Merkel spricht von "ungeheuerlichen" Vorgang – Russische Botschaft moniert "Megafon-Diplomatie"

Was dagegen die Hackerattacke auf den Bundestag betrifft, so sprach Angela Merkel vor zwei Wochen im Bundestag von "harten Evidenzen" für eine russische Beteiligung und von einem "ungeheuerlichen" Vorgang. "Ich nehme diese Dinge sehr ernst, weil ich glaube, dass da sehr ordentlich recherchiert wurde", sagte die CDU-Politikerin.

Die russische Botschaft wertet die Vorwürfe als eine Art Ablenkungsmanöver. "Vor dem Hintergrund der Corona-Krise und der durch die Pandemie verursachten innenpolitischen und wirtschaftlichen Schwierigkeiten hielt es jemand für angebracht, einen weiteren 'Nachweis' der russischen Bedrohung zu offenbaren", heißt es in der Erklärung.

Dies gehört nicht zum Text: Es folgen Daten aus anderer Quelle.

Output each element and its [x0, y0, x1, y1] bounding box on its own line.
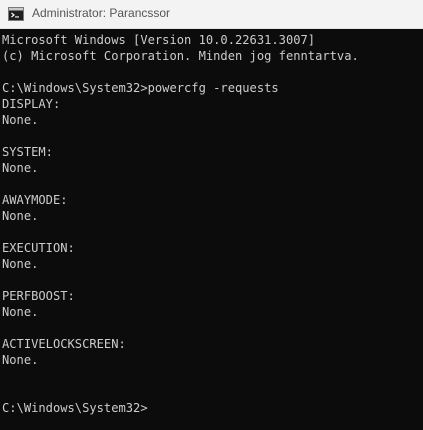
console-line: DISPLAY: [2, 97, 61, 111]
console-line: None. [2, 305, 39, 319]
console-line: None. [2, 161, 39, 175]
console-output-area[interactable]: Microsoft Windows [Version 10.0.22631.30… [0, 29, 423, 430]
console-line: C:\Windows\System32>powercfg -requests [2, 81, 279, 95]
window-title: Administrator: Parancssor [32, 6, 171, 20]
command-prompt-line[interactable]: C:\Windows\System32> [2, 400, 148, 416]
cmd-icon [8, 7, 24, 21]
console-line: Microsoft Windows [Version 10.0.22631.30… [2, 33, 316, 47]
title-bar[interactable]: Administrator: Parancssor [0, 0, 423, 29]
console-line: None. [2, 257, 39, 271]
command-prompt-window: Administrator: Parancssor Microsoft Wind… [0, 0, 423, 430]
console-line: EXECUTION: [2, 241, 75, 255]
console-line: (c) Microsoft Corporation. Minden jog fe… [2, 49, 359, 63]
console-line: AWAYMODE: [2, 193, 68, 207]
console-line: None. [2, 353, 39, 367]
console-line: ACTIVELOCKSCREEN: [2, 337, 126, 351]
console-line: SYSTEM: [2, 145, 53, 159]
console-line: None. [2, 209, 39, 223]
console-line: PERFBOOST: [2, 289, 75, 303]
console-line: None. [2, 113, 39, 127]
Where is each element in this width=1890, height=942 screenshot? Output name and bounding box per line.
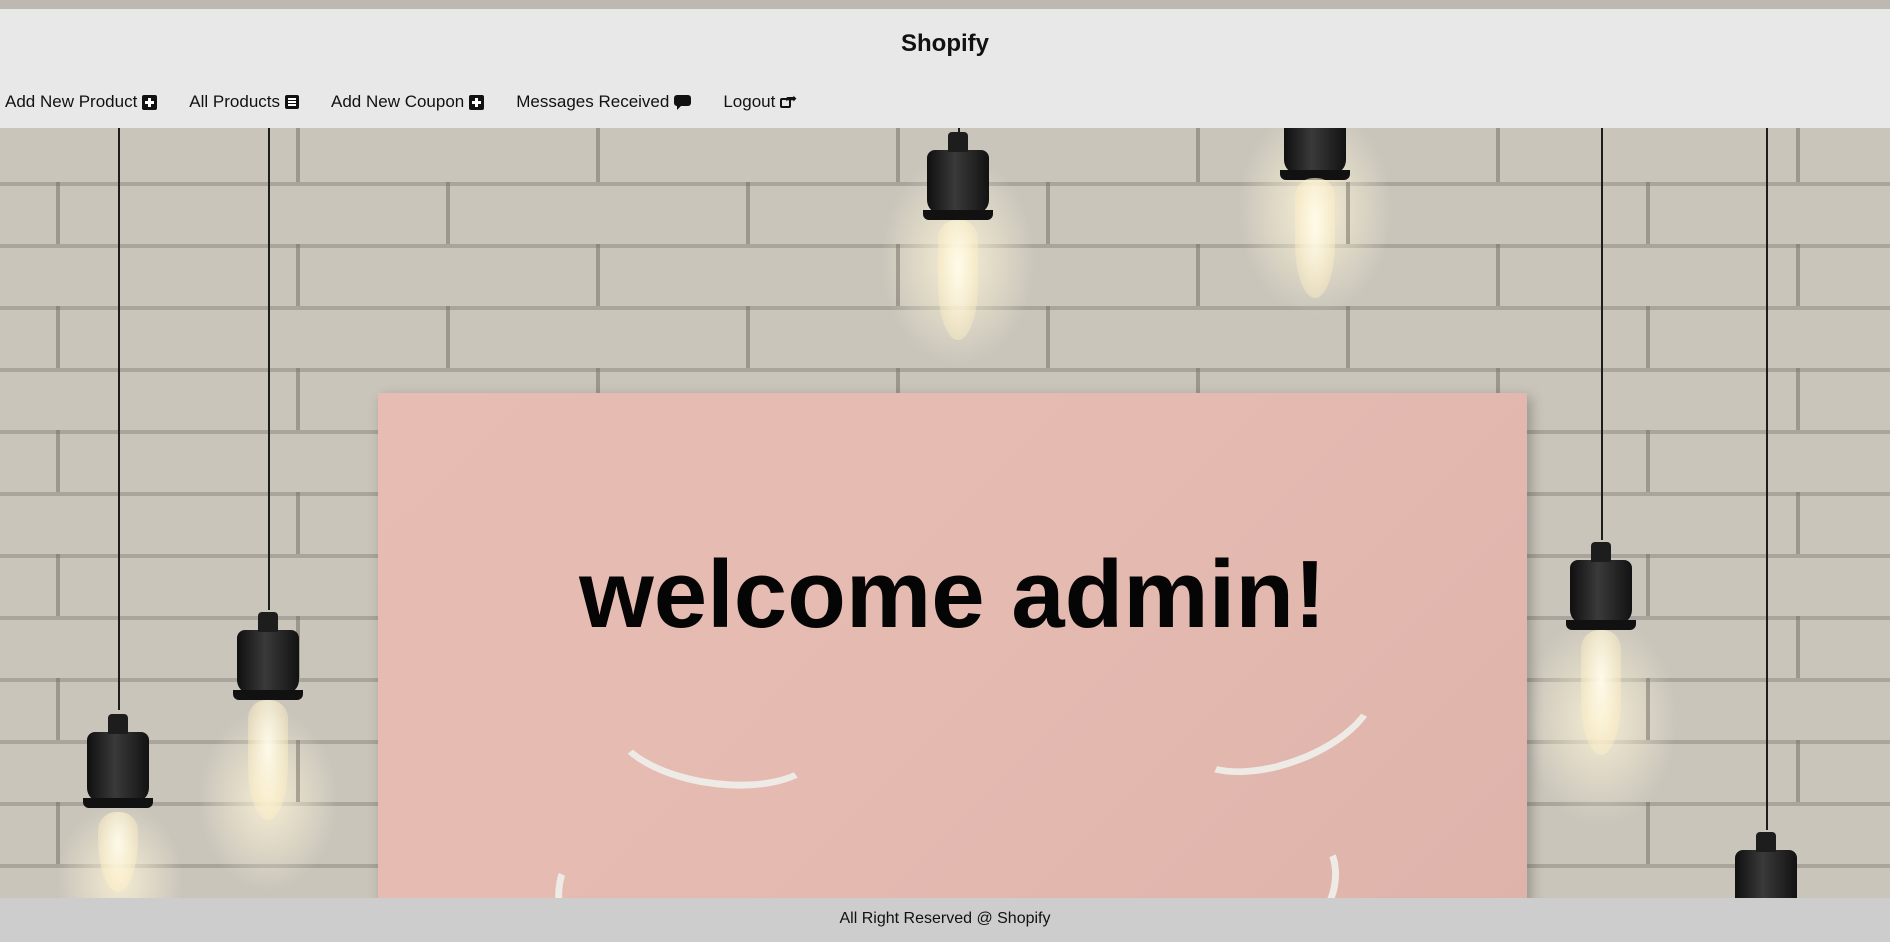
lamp-socket xyxy=(923,132,993,220)
light-bulb xyxy=(1295,178,1335,298)
top-strip xyxy=(0,0,1890,9)
decorative-swoosh xyxy=(1166,631,1394,799)
lamp-socket xyxy=(1566,542,1636,630)
light-bulb xyxy=(248,700,288,820)
nav-label: Logout xyxy=(723,92,776,111)
list-icon xyxy=(285,95,299,109)
nav-label: Add New Product xyxy=(5,92,138,111)
plus-square-icon xyxy=(469,94,485,110)
plus-square-icon xyxy=(142,94,158,110)
nav-add-new-product[interactable]: Add New Product xyxy=(5,92,158,112)
site-title: Shopify xyxy=(901,30,989,57)
nav-label: Messages Received xyxy=(516,92,670,111)
light-bulb xyxy=(98,812,138,892)
comment-icon xyxy=(674,95,692,110)
nav-logout[interactable]: Logout xyxy=(723,91,798,112)
lamp-socket xyxy=(83,714,153,808)
background-image: welcome admin! xyxy=(0,0,1890,942)
welcome-heading: welcome admin! xyxy=(579,541,1326,648)
nav-messages-received[interactable]: Messages Received xyxy=(516,92,692,112)
nav-add-new-coupon[interactable]: Add New Coupon xyxy=(331,92,485,112)
light-bulb xyxy=(938,220,978,340)
lamp-socket xyxy=(233,612,303,700)
nav-all-products[interactable]: All Products xyxy=(189,92,299,112)
light-bulb xyxy=(1581,630,1621,755)
welcome-sign: welcome admin! xyxy=(378,393,1527,942)
nav-label: All Products xyxy=(189,92,280,111)
site-header: Shopify Add New Product All Products Add… xyxy=(0,9,1890,128)
share-icon xyxy=(780,91,798,110)
decorative-swoosh xyxy=(603,668,831,802)
footer-copyright: All Right Reserved @ Shopify xyxy=(839,910,1051,927)
site-footer: All Right Reserved @ Shopify xyxy=(0,898,1890,942)
main-nav: Add New Product All Products Add New Cou… xyxy=(5,91,830,112)
nav-label: Add New Coupon xyxy=(331,92,465,111)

Zu unserem Bedauern zieht man zahlreichen Möglichkeiten des politischen Dialogs, der diplomatischen Kanäle, der partnerschaftlichen Kooperation der Dienste, der Rechtshilfe in Strafsachen mediale Ressourcen und Megafon-Diplomatie vor.

Dabei stehe das Thema der Cybersicherheit auf der russischen außenpolitischen Agenda mit ganz oben. "Wir sind für einen sachlichen Expertendialog in diesem Bereich auch weiterhin offen." 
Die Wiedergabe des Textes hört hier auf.